OHBD 2015

OHBD 2015

Sunday, December 21, 2014

You Have Cancer



Those words are so powerful.  It has taken me 10 years to be able to write them down.  I feel ready to share now in hopes it can help others who hear them or fear them.  I realized as I thought about what to share, this will likely take me a few posts.  This is Day One.

I remember the day I heard the words like it was yesterday.  I remember distinct details which seem burned into my brain.  Generally, I have trouble remembering specifics of a few days ago if I don’t write them down.

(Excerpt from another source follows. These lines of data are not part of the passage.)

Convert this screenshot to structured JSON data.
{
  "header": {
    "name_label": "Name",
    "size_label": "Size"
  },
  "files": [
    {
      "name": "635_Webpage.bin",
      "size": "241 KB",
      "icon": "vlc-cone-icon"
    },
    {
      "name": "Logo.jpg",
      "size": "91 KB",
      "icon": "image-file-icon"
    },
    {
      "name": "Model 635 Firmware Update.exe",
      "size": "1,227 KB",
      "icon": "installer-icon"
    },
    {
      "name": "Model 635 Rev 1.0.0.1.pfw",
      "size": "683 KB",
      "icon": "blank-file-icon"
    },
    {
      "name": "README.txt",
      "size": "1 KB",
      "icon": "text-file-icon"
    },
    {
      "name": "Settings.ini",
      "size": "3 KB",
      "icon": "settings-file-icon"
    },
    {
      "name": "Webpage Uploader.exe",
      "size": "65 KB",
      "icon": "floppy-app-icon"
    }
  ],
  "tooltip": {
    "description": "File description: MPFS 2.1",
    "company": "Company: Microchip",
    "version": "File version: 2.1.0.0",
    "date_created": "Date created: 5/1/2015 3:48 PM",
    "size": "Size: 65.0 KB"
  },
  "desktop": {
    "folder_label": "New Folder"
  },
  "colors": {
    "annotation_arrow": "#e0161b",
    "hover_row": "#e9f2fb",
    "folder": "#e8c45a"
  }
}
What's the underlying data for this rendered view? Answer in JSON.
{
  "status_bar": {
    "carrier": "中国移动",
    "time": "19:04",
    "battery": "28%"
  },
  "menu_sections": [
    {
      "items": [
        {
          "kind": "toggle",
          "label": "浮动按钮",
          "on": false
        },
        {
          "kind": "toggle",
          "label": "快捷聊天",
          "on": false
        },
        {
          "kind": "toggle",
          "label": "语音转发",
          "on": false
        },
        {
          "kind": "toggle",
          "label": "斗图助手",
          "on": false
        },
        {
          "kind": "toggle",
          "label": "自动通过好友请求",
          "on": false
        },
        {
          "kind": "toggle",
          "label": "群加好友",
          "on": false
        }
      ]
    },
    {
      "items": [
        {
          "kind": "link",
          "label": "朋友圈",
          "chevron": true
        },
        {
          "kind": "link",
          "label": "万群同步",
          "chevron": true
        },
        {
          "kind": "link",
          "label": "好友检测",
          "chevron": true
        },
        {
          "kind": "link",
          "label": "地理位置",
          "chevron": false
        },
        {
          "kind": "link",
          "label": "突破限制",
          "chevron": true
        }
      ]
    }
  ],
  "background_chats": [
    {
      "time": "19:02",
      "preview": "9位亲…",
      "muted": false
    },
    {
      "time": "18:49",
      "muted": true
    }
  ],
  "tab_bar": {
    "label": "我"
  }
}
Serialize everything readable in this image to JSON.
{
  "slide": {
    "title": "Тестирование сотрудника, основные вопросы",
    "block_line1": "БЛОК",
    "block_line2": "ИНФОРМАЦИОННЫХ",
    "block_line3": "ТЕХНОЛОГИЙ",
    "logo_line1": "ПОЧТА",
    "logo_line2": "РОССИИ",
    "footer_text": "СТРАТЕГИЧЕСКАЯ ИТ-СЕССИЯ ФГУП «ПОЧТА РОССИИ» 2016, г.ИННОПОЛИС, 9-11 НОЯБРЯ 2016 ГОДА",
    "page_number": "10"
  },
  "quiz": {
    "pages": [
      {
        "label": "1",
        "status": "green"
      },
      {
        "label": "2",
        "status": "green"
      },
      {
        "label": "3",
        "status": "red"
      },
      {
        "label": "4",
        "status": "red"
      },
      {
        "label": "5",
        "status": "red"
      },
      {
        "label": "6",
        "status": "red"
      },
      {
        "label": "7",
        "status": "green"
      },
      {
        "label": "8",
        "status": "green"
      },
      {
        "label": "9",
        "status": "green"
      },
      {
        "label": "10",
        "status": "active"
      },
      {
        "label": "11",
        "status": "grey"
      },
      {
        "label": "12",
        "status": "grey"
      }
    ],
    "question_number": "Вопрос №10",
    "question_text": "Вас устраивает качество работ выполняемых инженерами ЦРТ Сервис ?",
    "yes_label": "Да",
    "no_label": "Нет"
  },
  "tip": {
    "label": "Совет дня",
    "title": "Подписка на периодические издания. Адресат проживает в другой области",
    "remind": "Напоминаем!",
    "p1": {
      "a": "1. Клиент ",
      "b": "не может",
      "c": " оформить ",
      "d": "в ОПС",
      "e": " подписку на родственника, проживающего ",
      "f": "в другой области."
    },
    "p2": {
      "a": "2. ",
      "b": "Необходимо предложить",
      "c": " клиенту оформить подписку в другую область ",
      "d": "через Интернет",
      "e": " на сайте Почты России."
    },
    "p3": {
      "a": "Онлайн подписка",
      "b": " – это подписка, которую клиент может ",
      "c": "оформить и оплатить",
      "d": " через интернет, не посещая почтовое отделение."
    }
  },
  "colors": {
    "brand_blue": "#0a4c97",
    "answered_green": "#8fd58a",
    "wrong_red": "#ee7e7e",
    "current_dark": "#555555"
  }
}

We lived in Chicago.  I was sitting at my cubicle desk enjoying the sunshine and the excitement of a recent promotion and new role.  I got a call from my doctor to come in for my test results from a recent relatively routine procedure.  I felt they had done it in part to humor me since they knew I like to get concrete information rather than probabilities whenever possible.  I told my husband Michael I would need to stop by the office on my way home so would be a little later.  He immediately sensed something was amiss asking, “Why do you have to come in?  It can’t be good news.”  I laughed and told him, “You worry too much.  I am sure it is nothing serious.” 

I didn’t give it much more mind share as I wrapped up my day and drove the few minutes to the medical building.  I waited until the doctor could see me.  When we were in the examining room, he told me those simple words.  “You have cancer.”  I can't recall much about what else he said. It felt like airplanes were landing in my head.  I saw his mouth moving but could not hang on to the words as they danced around my consciousness without any order.  I was a healthy 37 year old with two young boys – how could I have cancer?  I had never even heard of this type before: cancer of the uterine lining. 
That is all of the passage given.